If you only want to analyze a subtree like `fs/ext4`, you do not need to build the whole kernel. A focused module build is faster and usually enough for function lookup.



### 3. Generate a compilation database



Use `bear` to capture the kernel build commands:



```bash

bear -- make -j"$(nproc)" fs/ext4/

```



For a module-focused workflow, this is usually enough:



```bash

bear -- make -j"$(nproc)" M=fs/ext4 modules

```



If you want the whole project, capture a full build instead:



```bash

bear -- make -j"$(nproc)"

```



The important part is that `compile_commands.json` ends up in the directory you pass to `--compile-commands-dir`.

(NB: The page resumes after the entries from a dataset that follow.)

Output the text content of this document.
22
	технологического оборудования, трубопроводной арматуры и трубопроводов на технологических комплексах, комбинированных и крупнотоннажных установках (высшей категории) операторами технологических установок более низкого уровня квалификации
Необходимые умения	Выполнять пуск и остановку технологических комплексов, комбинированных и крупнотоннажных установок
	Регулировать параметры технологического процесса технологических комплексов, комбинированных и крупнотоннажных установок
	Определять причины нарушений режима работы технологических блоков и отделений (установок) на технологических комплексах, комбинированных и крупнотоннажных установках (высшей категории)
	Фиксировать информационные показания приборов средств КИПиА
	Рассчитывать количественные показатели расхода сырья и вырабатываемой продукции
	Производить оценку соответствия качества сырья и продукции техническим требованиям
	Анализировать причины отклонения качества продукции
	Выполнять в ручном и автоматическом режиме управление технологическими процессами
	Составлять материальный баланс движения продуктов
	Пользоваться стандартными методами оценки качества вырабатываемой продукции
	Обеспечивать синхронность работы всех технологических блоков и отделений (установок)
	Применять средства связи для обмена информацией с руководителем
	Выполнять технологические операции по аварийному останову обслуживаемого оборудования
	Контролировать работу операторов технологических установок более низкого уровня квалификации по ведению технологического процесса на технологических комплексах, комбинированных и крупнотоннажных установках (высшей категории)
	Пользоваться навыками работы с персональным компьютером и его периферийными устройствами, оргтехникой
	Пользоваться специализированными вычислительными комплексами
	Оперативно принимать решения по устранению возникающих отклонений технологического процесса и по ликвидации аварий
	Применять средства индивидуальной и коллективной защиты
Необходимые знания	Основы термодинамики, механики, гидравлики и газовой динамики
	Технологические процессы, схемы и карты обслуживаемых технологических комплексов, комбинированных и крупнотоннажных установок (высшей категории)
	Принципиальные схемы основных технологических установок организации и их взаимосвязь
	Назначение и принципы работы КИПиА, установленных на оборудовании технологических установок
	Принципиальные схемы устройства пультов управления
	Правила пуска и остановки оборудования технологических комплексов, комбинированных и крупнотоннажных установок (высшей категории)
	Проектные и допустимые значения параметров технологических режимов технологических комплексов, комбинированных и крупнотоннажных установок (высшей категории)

If `--input` is a relative path such as `fs/ext4`, LisCa resolves it against `--compile-commands-dir`.



### 4. Build LisCa



Return to the LisCa project and build it once the LLVM and Clang CMake paths are known:



```bash

cmake -S . -B build -DLLVM_DIR=/path/to/llvm/lib/cmake/llvm -DClang_DIR=/path/to/clang/lib/cmake/clang

cmake --build build

```



### 5. Run LisCa on the kernel tree



For a function in `fs/ext4`, point LisCa at the kernel source tree or the specific subtree:



```bash

./build/lisca \

 --compile-commands-dir /path/to/linux \

 --input /path/to/linux/fs/ext4 \

 --function ext4_file_read_iter

```



If your build database was generated from the whole tree, you can also search the full kernel source:



```bash

./build/lisca \

 --compile-commands-dir /path/to/linux \

 --input /path/to/linux \

 --function schedule

```



E.g,



```bash

$ ./build/lisca --compile-commands-dir linux-master/ --input fs/ext4/ --function ext4_has_free_clusters

# Found 1 match(es) for 'ext4_has_free_clusters':

# fs/ext4/balloc.c:620-666

#   File: fs/ext4/balloc.c

#   LOC: 47 lines

#   Function: ext4_has_free_clusters

#   Signature: static int ext4_has_free_clusters(struct ext4_sb_info *sbi,

```



Or, if you do know the exact file of a function,



```bash

$ ./build/lisca --compile-commands-dir linux-master/ --input fs/ext4/balloc.c --function ext4_has_free_clusters

# Processing /home/ubuntu/lisca/linux-master/fs/ext4/balloc.c

# Found 1 match(es) for 'ext4_has_free_clusters':

# fs/ext4/balloc.c:620-666

#   File: fs/ext4/balloc.c

#   LOC: 47 lines

#   Function: ext4_has_free_clusters

#   Signature: static int ext4_has_free_clusters(struct ext4_sb_info *sbi,

```



### 6. Pick functions to test



Good first targets are small, well-known functions such as `ext4_file_read_iter`, `ext4_file_write_iter`, `vfs_read`, or `schedule`. If you get no matches, check that the function is actually compiled in the build database you captured.



If you use `intercept-build` or another compilation-capture tool instead of `bear`, make sure the generated `compile_commands.json` matches the same kernel tree you pass to `--input`.